En quittant la projection lors du Festival de Deauville, j’ai été fasciné par la qualité technique, que ce soit au niveau des images ou des performances exceptionnelles qui rendent le film si captivant et immersif. Cependant, j’ai ressenti un certain manque, principalement lié à la structure narrative du film. Il n’est un secret pour personne que le réalisateur aspire à une suite, mais il est difficile de ne pas remarquer que Dune serait incomplet s’il devait rester un film autonome. En effet, l’intrigue centrale demeure non résolue à la fin, laissant une impression d’inachevé et de frustration quant aux réponses et à la résolution attendues. Seul le temps nous dira si il évoluera au-delà de cette première partie. C’est également dommage que cette adaptation fidèle des écrits de Herbert ait restreint la liberté d’expression de Denis Villeneuve, qui aurait pu apporter une touche plus personnelle à l’œuvre. Un artisan aurait pu accomplir la même tâche, ce qui est regrettable. Nous attendons donc avec impatience la deuxième partie du dytique, Dune : Deuxième Partie, en espérant qu’elle comblera les immenses lacunes de cette première partie, tout en nous offrant un dénouement digne de cet univers fascinant.

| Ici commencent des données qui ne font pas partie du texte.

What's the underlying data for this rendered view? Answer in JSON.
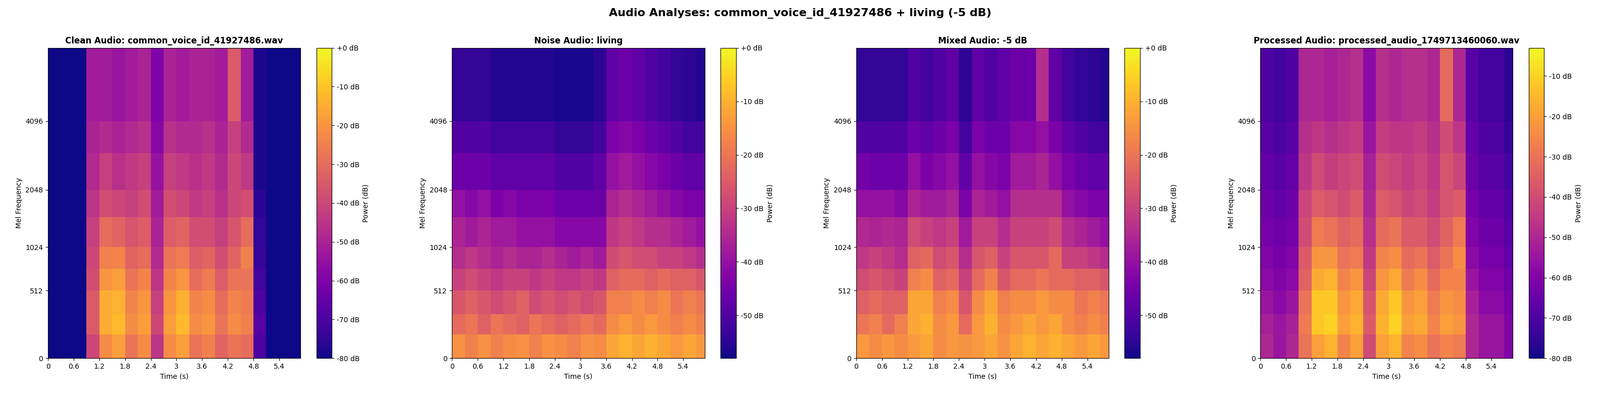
{
  "title": "Audio Analyses: common_voice_id_41927486 + living (-5 dB)",
  "chart_data": [
    {
      "type": "heatmap",
      "title": "Clean Audio: common_voice_id_41927486.wav",
      "x_label": "Time (s)",
      "y_label": "Mel Frequency",
      "color": "plasma",
      "xlim": [
        0,
        5.9
      ],
      "xticks": [
        0,
        0.6,
        1.2,
        1.8,
        2.4,
        3,
        3.6,
        4.2,
        4.8,
        5.4
      ],
      "ylim": [
        0,
        8000
      ],
      "yticks": [
        0,
        512,
        1024,
        2048,
        4096
      ],
      "x_edges": [
        0,
        0.3,
        0.6,
        0.9,
        1.2,
        1.5,
        1.8,
        2.1,
        2.4,
        2.7,
        3.0,
        3.3,
        3.6,
        3.9,
        4.2,
        4.5,
        4.8,
        5.1,
        5.4,
        5.7,
        5.9
      ],
      "y_edges": [
        0,
        150,
        300,
        512,
        750,
        1024,
        1500,
        2048,
        3000,
        4096,
        8000
      ],
      "cells": [
        [
          -80,
          -80,
          -80,
          -40,
          -22,
          -18,
          -28,
          -22,
          -45,
          -22,
          -18,
          -28,
          -25,
          -32,
          -28,
          -30,
          -70,
          -80,
          -80,
          -80
        ],
        [
          -80,
          -80,
          -80,
          -35,
          -15,
          -12,
          -22,
          -18,
          -40,
          -18,
          -12,
          -22,
          -20,
          -28,
          -22,
          -25,
          -68,
          -80,
          -80,
          -80
        ],
        [
          -80,
          -80,
          -80,
          -35,
          -15,
          -14,
          -24,
          -20,
          -42,
          -20,
          -14,
          -24,
          -22,
          -30,
          -24,
          -26,
          -70,
          -80,
          -80,
          -80
        ],
        [
          -80,
          -80,
          -80,
          -38,
          -20,
          -18,
          -28,
          -24,
          -45,
          -24,
          -20,
          -30,
          -26,
          -34,
          -28,
          -28,
          -72,
          -80,
          -80,
          -80
        ],
        [
          -80,
          -80,
          -80,
          -40,
          -25,
          -24,
          -32,
          -30,
          -48,
          -28,
          -26,
          -34,
          -32,
          -38,
          -32,
          -25,
          -74,
          -80,
          -80,
          -80
        ],
        [
          -80,
          -80,
          -80,
          -42,
          -30,
          -32,
          -36,
          -34,
          -50,
          -34,
          -32,
          -38,
          -38,
          -42,
          -36,
          -30,
          -75,
          -80,
          -80,
          -80
        ],
        [
          -80,
          -80,
          -80,
          -45,
          -38,
          -40,
          -42,
          -38,
          -52,
          -38,
          -40,
          -44,
          -42,
          -46,
          -40,
          -38,
          -76,
          -80,
          -80,
          -80
        ],
        [
          -80,
          -80,
          -80,
          -48,
          -42,
          -46,
          -44,
          -42,
          -55,
          -42,
          -44,
          -46,
          -44,
          -48,
          -40,
          -44,
          -78,
          -80,
          -80,
          -80
        ],
        [
          -80,
          -80,
          -80,
          -50,
          -48,
          -50,
          -48,
          -46,
          -58,
          -46,
          -48,
          -48,
          -46,
          -50,
          -42,
          -48,
          -78,
          -80,
          -80,
          -80
        ],
        [
          -80,
          -80,
          -80,
          -52,
          -52,
          -54,
          -52,
          -50,
          -60,
          -50,
          -52,
          -50,
          -50,
          -52,
          -35,
          -52,
          -78,
          -80,
          -80,
          -80
        ]
      ],
      "colorbar": {
        "label": "Power (dB)",
        "range": [
          -80,
          0
        ],
        "ticks": [
          {
            "value": 0,
            "label": "+0 dB"
          },
          {
            "value": -10,
            "label": "-10 dB"
          },
          {
            "value": -20,
            "label": "-20 dB"
          },
          {
            "value": -30,
            "label": "-30 dB"
          },
          {
            "value": -40,
            "label": "-40 dB"
          },
          {
            "value": -50,
            "label": "-50 dB"
          },
          {
            "value": -60,
            "label": "-60 dB"
          },
          {
            "value": -70,
            "label": "-70 dB"
          },
          {
            "value": -80,
            "label": "-80 dB"
          }
        ]
      }
    },
    {
      "type": "heatmap",
      "title": "Noise Audio: living",
      "x_label": "Time (s)",
      "y_label": "Mel Frequency",
      "color": "plasma",
      "xlim": [
        0,
        5.9
      ],
      "xticks": [
        0,
        0.6,
        1.2,
        1.8,
        2.4,
        3,
        3.6,
        4.2,
        4.8,
        5.4
      ],
      "ylim": [
        0,
        8000
      ],
      "yticks": [
        0,
        512,
        1024,
        2048,
        4096
      ],
      "x_edges": [
        0,
        0.3,
        0.6,
        0.9,
        1.2,
        1.5,
        1.8,
        2.1,
        2.4,
        2.7,
        3.0,
        3.3,
        3.6,
        3.9,
        4.2,
        4.5,
        4.8,
        5.1,
        5.4,
        5.7,
        5.9
      ],
      "y_edges": [
        0,
        150,
        300,
        512,
        750,
        1024,
        1500,
        2048,
        3000,
        4096,
        8000
      ],
      "cells": [
        [
          -15,
          -18,
          -15,
          -18,
          -16,
          -15,
          -18,
          -15,
          -16,
          -18,
          -15,
          -16,
          -12,
          -10,
          -12,
          -10,
          -12,
          -14,
          -12,
          -14
        ],
        [
          -22,
          -20,
          -24,
          -20,
          -22,
          -24,
          -20,
          -22,
          -24,
          -22,
          -20,
          -22,
          -16,
          -14,
          -16,
          -14,
          -16,
          -18,
          -16,
          -18
        ],
        [
          -26,
          -24,
          -26,
          -28,
          -26,
          -24,
          -28,
          -26,
          -28,
          -26,
          -28,
          -26,
          -18,
          -18,
          -16,
          -18,
          -16,
          -20,
          -18,
          -20
        ],
        [
          -30,
          -28,
          -30,
          -32,
          -30,
          -30,
          -32,
          -30,
          -32,
          -32,
          -30,
          -32,
          -24,
          -22,
          -22,
          -24,
          -22,
          -24,
          -24,
          -26
        ],
        [
          -34,
          -32,
          -34,
          -36,
          -34,
          -36,
          -36,
          -34,
          -36,
          -38,
          -36,
          -38,
          -28,
          -26,
          -28,
          -28,
          -30,
          -30,
          -32,
          -34
        ],
        [
          -36,
          -38,
          -36,
          -38,
          -38,
          -40,
          -40,
          -40,
          -42,
          -42,
          -42,
          -42,
          -32,
          -30,
          -32,
          -34,
          -34,
          -36,
          -38,
          -40
        ],
        [
          -40,
          -42,
          -40,
          -44,
          -42,
          -44,
          -44,
          -44,
          -46,
          -46,
          -46,
          -46,
          -36,
          -34,
          -36,
          -38,
          -40,
          -42,
          -44,
          -44
        ],
        [
          -46,
          -46,
          -46,
          -48,
          -48,
          -48,
          -48,
          -48,
          -50,
          -50,
          -50,
          -48,
          -40,
          -38,
          -40,
          -42,
          -44,
          -46,
          -48,
          -48
        ],
        [
          -50,
          -50,
          -50,
          -52,
          -52,
          -52,
          -52,
          -52,
          -54,
          -54,
          -54,
          -52,
          -44,
          -42,
          -44,
          -46,
          -48,
          -50,
          -52,
          -52
        ],
        [
          -54,
          -54,
          -54,
          -56,
          -56,
          -56,
          -56,
          -56,
          -57,
          -57,
          -57,
          -55,
          -48,
          -46,
          -48,
          -50,
          -52,
          -54,
          -55,
          -56
        ]
      ],
      "colorbar": {
        "label": "Power (dB)",
        "range": [
          -58,
          0
        ],
        "ticks": [
          {
            "value": 0,
            "label": "+0 dB"
          },
          {
            "value": -10,
            "label": "-10 dB"
          },
          {
            "value": -20,
            "label": "-20 dB"
          },
          {
            "value": -30,
            "label": "-30 dB"
          },
          {
            "value": -40,
            "label": "-40 dB"
          },
          {
            "value": -50,
            "label": "-50 dB"
          }
        ]
      }
    },
    {
      "type": "heatmap",
      "title": "Mixed Audio: -5 dB",
      "x_label": "Time (s)",
      "y_label": "Mel Frequency",
      "color": "plasma",
      "xlim": [
        0,
        5.9
      ],
      "xticks": [
        0,
        0.6,
        1.2,
        1.8,
        2.4,
        3,
        3.6,
        4.2,
        4.8,
        5.4
      ],
      "ylim": [
        0,
        8000
      ],
      "yticks": [
        0,
        512,
        1024,
        2048,
        4096
      ],
      "x_edges": [
        0,
        0.3,
        0.6,
        0.9,
        1.2,
        1.5,
        1.8,
        2.1,
        2.4,
        2.7,
        3.0,
        3.3,
        3.6,
        3.9,
        4.2,
        4.5,
        4.8,
        5.1,
        5.4,
        5.7,
        5.9
      ],
      "y_edges": [
        0,
        150,
        300,
        512,
        750,
        1024,
        1500,
        2048,
        3000,
        4096,
        8000
      ],
      "cells": [
        [
          -14,
          -16,
          -14,
          -16,
          -14,
          -12,
          -16,
          -14,
          -15,
          -14,
          -12,
          -15,
          -12,
          -10,
          -12,
          -10,
          -12,
          -14,
          -12,
          -14
        ],
        [
          -20,
          -18,
          -22,
          -18,
          -12,
          -10,
          -16,
          -14,
          -22,
          -14,
          -10,
          -16,
          -14,
          -12,
          -14,
          -12,
          -16,
          -18,
          -16,
          -18
        ],
        [
          -24,
          -22,
          -24,
          -24,
          -12,
          -12,
          -18,
          -16,
          -26,
          -16,
          -12,
          -18,
          -16,
          -16,
          -14,
          -16,
          -16,
          -20,
          -18,
          -20
        ],
        [
          -28,
          -26,
          -28,
          -30,
          -18,
          -16,
          -24,
          -22,
          -30,
          -22,
          -18,
          -26,
          -22,
          -22,
          -20,
          -22,
          -22,
          -24,
          -24,
          -26
        ],
        [
          -32,
          -30,
          -32,
          -34,
          -24,
          -22,
          -28,
          -26,
          -34,
          -26,
          -24,
          -30,
          -26,
          -26,
          -26,
          -22,
          -30,
          -30,
          -32,
          -34
        ],
        [
          -35,
          -36,
          -35,
          -36,
          -28,
          -30,
          -32,
          -30,
          -38,
          -30,
          -30,
          -34,
          -30,
          -30,
          -30,
          -28,
          -34,
          -36,
          -38,
          -40
        ],
        [
          -40,
          -40,
          -40,
          -42,
          -36,
          -38,
          -38,
          -36,
          -44,
          -36,
          -38,
          -40,
          -34,
          -34,
          -34,
          -34,
          -40,
          -42,
          -44,
          -44
        ],
        [
          -45,
          -46,
          -46,
          -46,
          -40,
          -44,
          -42,
          -40,
          -48,
          -40,
          -42,
          -44,
          -38,
          -38,
          -36,
          -40,
          -44,
          -46,
          -48,
          -48
        ],
        [
          -50,
          -50,
          -50,
          -50,
          -46,
          -48,
          -46,
          -44,
          -52,
          -44,
          -46,
          -46,
          -42,
          -42,
          -40,
          -44,
          -48,
          -50,
          -52,
          -52
        ],
        [
          -54,
          -54,
          -54,
          -54,
          -50,
          -52,
          -50,
          -48,
          -55,
          -48,
          -50,
          -48,
          -46,
          -46,
          -34,
          -48,
          -52,
          -54,
          -55,
          -56
        ]
      ],
      "colorbar": {
        "label": "Power (dB)",
        "range": [
          -58,
          0
        ],
        "ticks": [
          {
            "value": 0,
            "label": "+0 dB"
          },
          {
            "value": -10,
            "label": "-10 dB"
          },
          {
            "value": -20,
            "label": "-20 dB"
          },
          {
            "value": -30,
            "label": "-30 dB"
          },
          {
            "value": -40,
            "label": "-40 dB"
          },
          {
            "value": -50,
            "label": "-50 dB"
          }
        ]
      }
    },
    {
      "type": "heatmap",
      "title": "Processed Audio: processed_audio_1749713460060.wav",
      "x_label": "Time (s)",
      "y_label": "Mel Frequency",
      "color": "plasma",
      "xlim": [
        0,
        5.9
      ],
      "xticks": [
        0,
        0.6,
        1.2,
        1.8,
        2.4,
        3,
        3.6,
        4.2,
        4.8,
        5.4
      ],
      "ylim": [
        0,
        8000
      ],
      "yticks": [
        0,
        512,
        1024,
        2048,
        4096
      ],
      "x_edges": [
        0,
        0.3,
        0.6,
        0.9,
        1.2,
        1.5,
        1.8,
        2.1,
        2.4,
        2.7,
        3.0,
        3.3,
        3.6,
        3.9,
        4.2,
        4.5,
        4.8,
        5.1,
        5.4,
        5.7,
        5.9
      ],
      "y_edges": [
        0,
        150,
        300,
        512,
        750,
        1024,
        1500,
        2048,
        3000,
        4096,
        8000
      ],
      "cells": [
        [
          -50,
          -55,
          -50,
          -30,
          -20,
          -16,
          -26,
          -20,
          -40,
          -20,
          -16,
          -26,
          -24,
          -30,
          -26,
          -28,
          -50,
          -55,
          -55,
          -60
        ],
        [
          -52,
          -55,
          -52,
          -28,
          -12,
          -10,
          -20,
          -16,
          -36,
          -16,
          -10,
          -20,
          -18,
          -26,
          -20,
          -22,
          -50,
          -55,
          -55,
          -60
        ],
        [
          -55,
          -58,
          -55,
          -30,
          -12,
          -12,
          -22,
          -18,
          -38,
          -18,
          -12,
          -22,
          -20,
          -28,
          -22,
          -24,
          -52,
          -58,
          -58,
          -62
        ],
        [
          -58,
          -60,
          -58,
          -34,
          -18,
          -16,
          -26,
          -22,
          -42,
          -22,
          -18,
          -28,
          -24,
          -32,
          -26,
          -26,
          -55,
          -60,
          -60,
          -64
        ],
        [
          -60,
          -62,
          -60,
          -36,
          -22,
          -22,
          -30,
          -28,
          -45,
          -26,
          -24,
          -32,
          -30,
          -36,
          -30,
          -24,
          -58,
          -62,
          -62,
          -66
        ],
        [
          -62,
          -64,
          -62,
          -40,
          -28,
          -30,
          -34,
          -32,
          -48,
          -32,
          -30,
          -36,
          -36,
          -40,
          -34,
          -28,
          -60,
          -64,
          -64,
          -68
        ],
        [
          -64,
          -66,
          -64,
          -42,
          -36,
          -38,
          -40,
          -36,
          -50,
          -36,
          -38,
          -42,
          -40,
          -44,
          -38,
          -36,
          -62,
          -66,
          -66,
          -70
        ],
        [
          -66,
          -68,
          -66,
          -46,
          -40,
          -44,
          -42,
          -40,
          -52,
          -40,
          -42,
          -44,
          -42,
          -46,
          -38,
          -42,
          -64,
          -68,
          -68,
          -72
        ],
        [
          -68,
          -70,
          -68,
          -48,
          -46,
          -48,
          -46,
          -44,
          -55,
          -44,
          -46,
          -46,
          -44,
          -48,
          -40,
          -46,
          -66,
          -70,
          -70,
          -74
        ],
        [
          -70,
          -72,
          -70,
          -50,
          -50,
          -52,
          -50,
          -48,
          -58,
          -48,
          -50,
          -48,
          -48,
          -50,
          -32,
          -50,
          -68,
          -72,
          -72,
          -76
        ]
      ],
      "colorbar": {
        "label": "Power (dB)",
        "range": [
          -80,
          -3
        ],
        "ticks": [
          {
            "value": -10,
            "label": "-10 dB"
          },
          {
            "value": -20,
            "label": "-20 dB"
          },
          {
            "value": -30,
            "label": "-30 dB"
          },
          {
            "value": -40,
            "label": "-40 dB"
          },
          {
            "value": -50,
            "label": "-50 dB"
          },
          {
            "value": -60,
            "label": "-60 dB"
          },
          {
            "value": -70,
            "label": "-70 dB"
          },
          {
            "value": -80,
            "label": "-80 dB"
          }
        ]
      }
    }
  ]
}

Dune de Denis Villeneuve, 2h36, avec Timothée Chalamet, Rebecca Ferguson, Oscar Isaac – Sorti le 15 septembre 2021, de retour au cinéma dès le 7 février 2024

9/10
Note de l'équipe
  • JACK
    9/10 Exceptionnel
    Denis Villeneuve adapte l'inadaptable avec Dune. Conflits politiques et économiques, héritage et prophétie : le blockbuster passe en revue l’essentiel pour propulser ses suites. Un chapitre de science-fiction historique, bavard et démesuré.